From the May 01, 2010 issue of Futures Magazine • Subscribe!

The naked portfolio manager: Why rules trump reason on Wall Street

The Naked Portfolio Manager: Why Rules Trump Reason on Wall Street

By Robert J. Fischer, CFP
Abbalucci Press
155 pages, $21.95

In Wall Street, one of the most important concepts to understand is that the decision-making process matters a great deal. That means that the first step investors need to take is to select a winning investment strategy and the method to implement that strategy rather than deciding which investments to make based on their broker’s or their own decision.

The author, a senior portfolio manager and senior vice president at a Richmond, Va.–based brokerage firm, puts forth the premise that better investment decisions and outcomes are achieved by using transparent Statistical Prediction Methods (SPMs) instead of human decision-making. He believes that a rules-based decision-making process works better than the standard advice-giving approach provided by most investment professionals. He points out that many studies have found that human experts (e.g., portfolio managers) can obtain better results using their knowledge to construct rule-based models for making predictions instead of making predictions themselves. In medicine, evidence-based SPMs are routine.

An SPM is a statistical model or algorithm that establishes a set of rules to select a winning portfolio based on input of the portfolio manager. This rule-based approach produces far superior results compared to portfolio managers who just use their own judgment without using specific rules. Even though their own judgment is used to select rules to construct models, the results are better than using the standard investing approach of counseling clients based verbally and with a general investing philosophy.

To support his views the author uses empirical, logical and anecdotal evidence, together with case studies and drawings instead of boring statistical data. Based on his extensive research into human behavior, he argues that most Wall Street professionals fail to understand that humans and more specifically, the vast majority of portfolio managers, do not make better decisions themselves than their own rule-based systems, no matter what their level of experience or intelligence. The author points out there have been nearly 200 studies in human decision-making under uncertainty. In almost every instance, SPMs were superior to traditional human judgment. That is why it is important to apply SPMs to stock market decision-making. Smart portfolio managers focus on defining their investing rules, placing them in a model and then creating their client portfolios. The model rules determine the approach for stock selection and come up with a numerical score for the portfolio.

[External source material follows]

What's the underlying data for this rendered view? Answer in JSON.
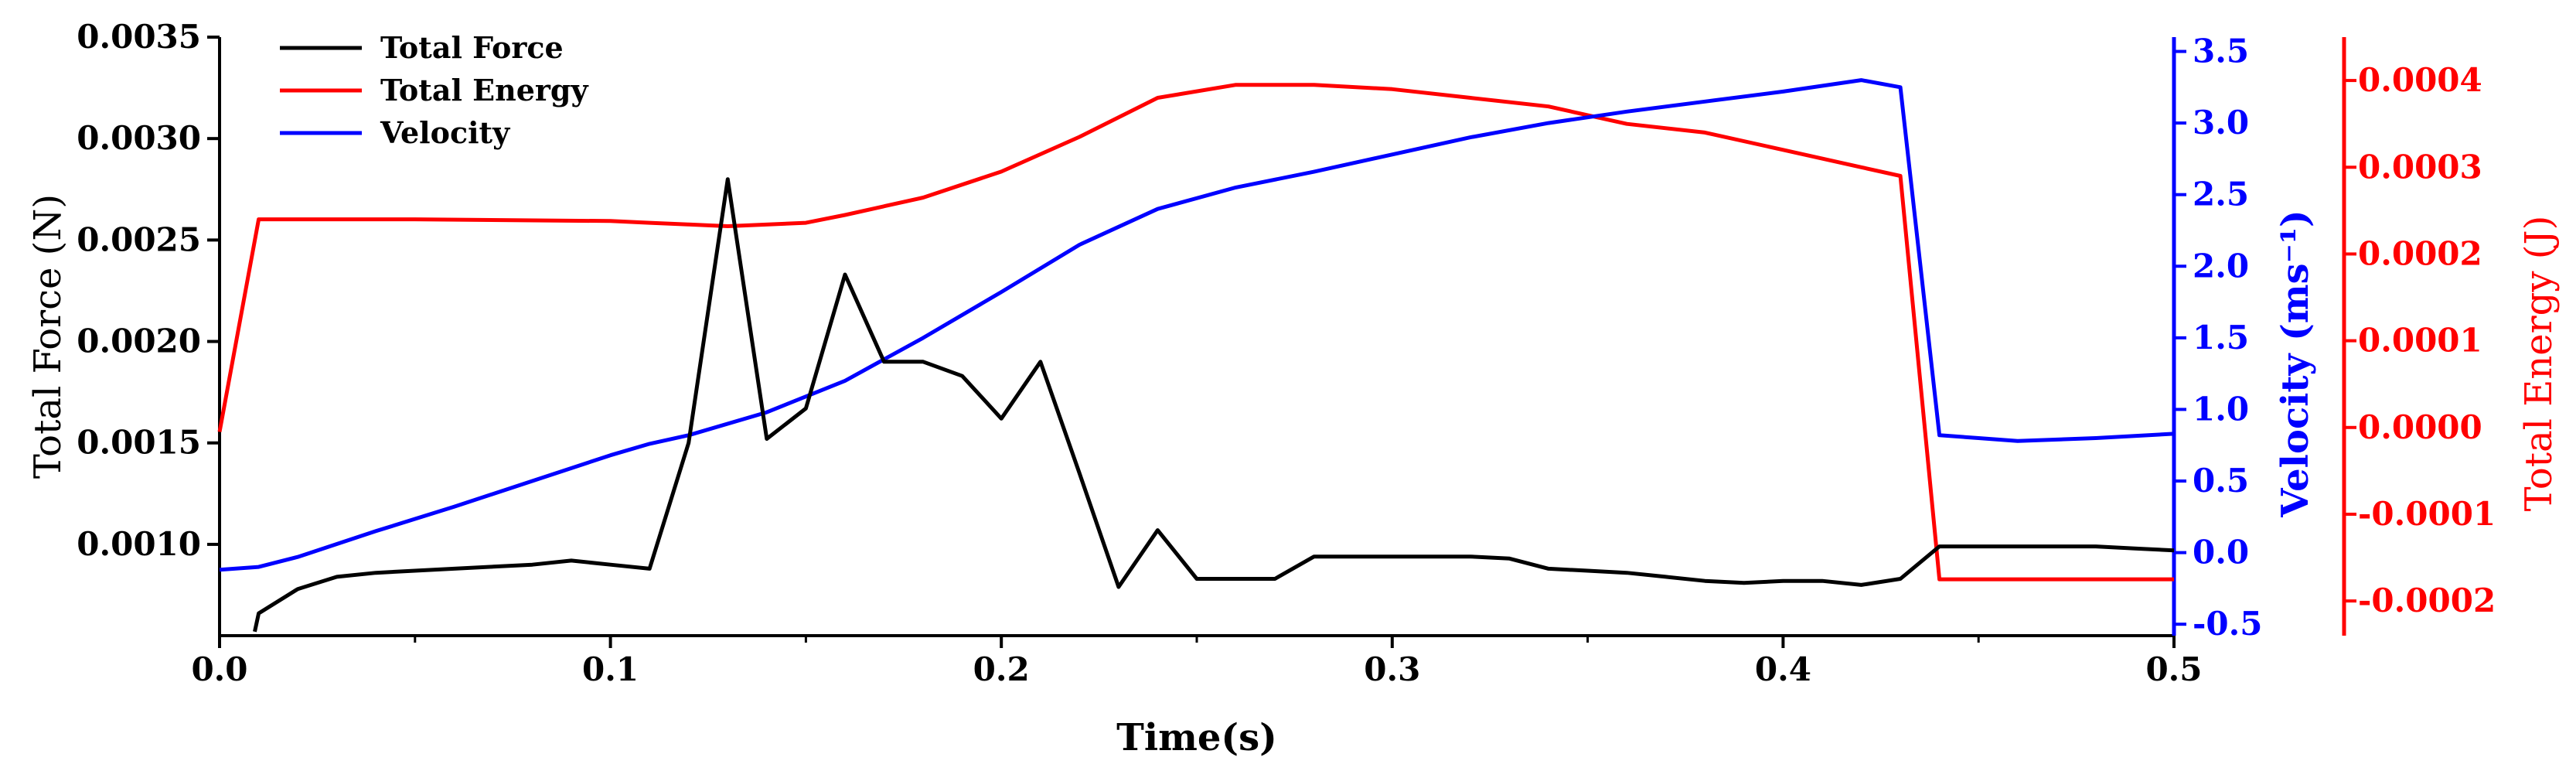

Fischer believes that investors can gain an edge by consistently applying SPMs that should provide better investment performance with reduced risk compared to relying on human judgment with black boxes. He indicates that clearly defined, replicatable portfolio selection rules produce consistent results over the long-term. Fischer emphasizes that in addition to having practical SPMs, that specific behavioral strategies are needed to ensure that individuals remain with their investment strategies during difficult market conditions. Thus, he recommends that investors work with another trusted person who will help them stay the course.

Interestingly, one of the inputs to the author’s investing approach was obtained by studying the way world-class chess masters made their decisions that led to victory. In addition, he studied classical military decision-making at the U.S. Military Academy. Fischer advocates use of SPMs to select a diversified, equally weighted, unleveraged equity portfolio, which is basically completely transparent. SPM should be considered successful if it beats an appropriate benchmark six or seven years out of ten. That shows its consistency. Short-term periods of underperformance should be expected as the norm.

Questions that investors need to ask their current or prospective advisors are: How will you make money for me? What evidence do you have that your investing approach works over the long-term? Avoid advisors who cannot answer these and other questions directly and succinctly. Moreover, the author simply states his conclusion about investing, as follows: “….if you invest the way everyone else does, you have no reason to expect better returns than everyone else gets.”

Fischer has written an excellent book on a topic that can help investors get a handle on the right way to go about their portfolio decision-making. The book is easy to read with interesting stories, clearly written prose, and many examples in related fields to investing. Before handing your money over to a financial advisor, hedge fund manager, or money manager, the smart investor should now have a better understanding of exactly what to look for and what questions to ask, before making a big and possibly costly mistake. On the other hand, if the investor can develop his own investing rules based on back-tested strategies, and follow these rules, then he/she can save the fees that advisors charge and be in charge of their own investment program.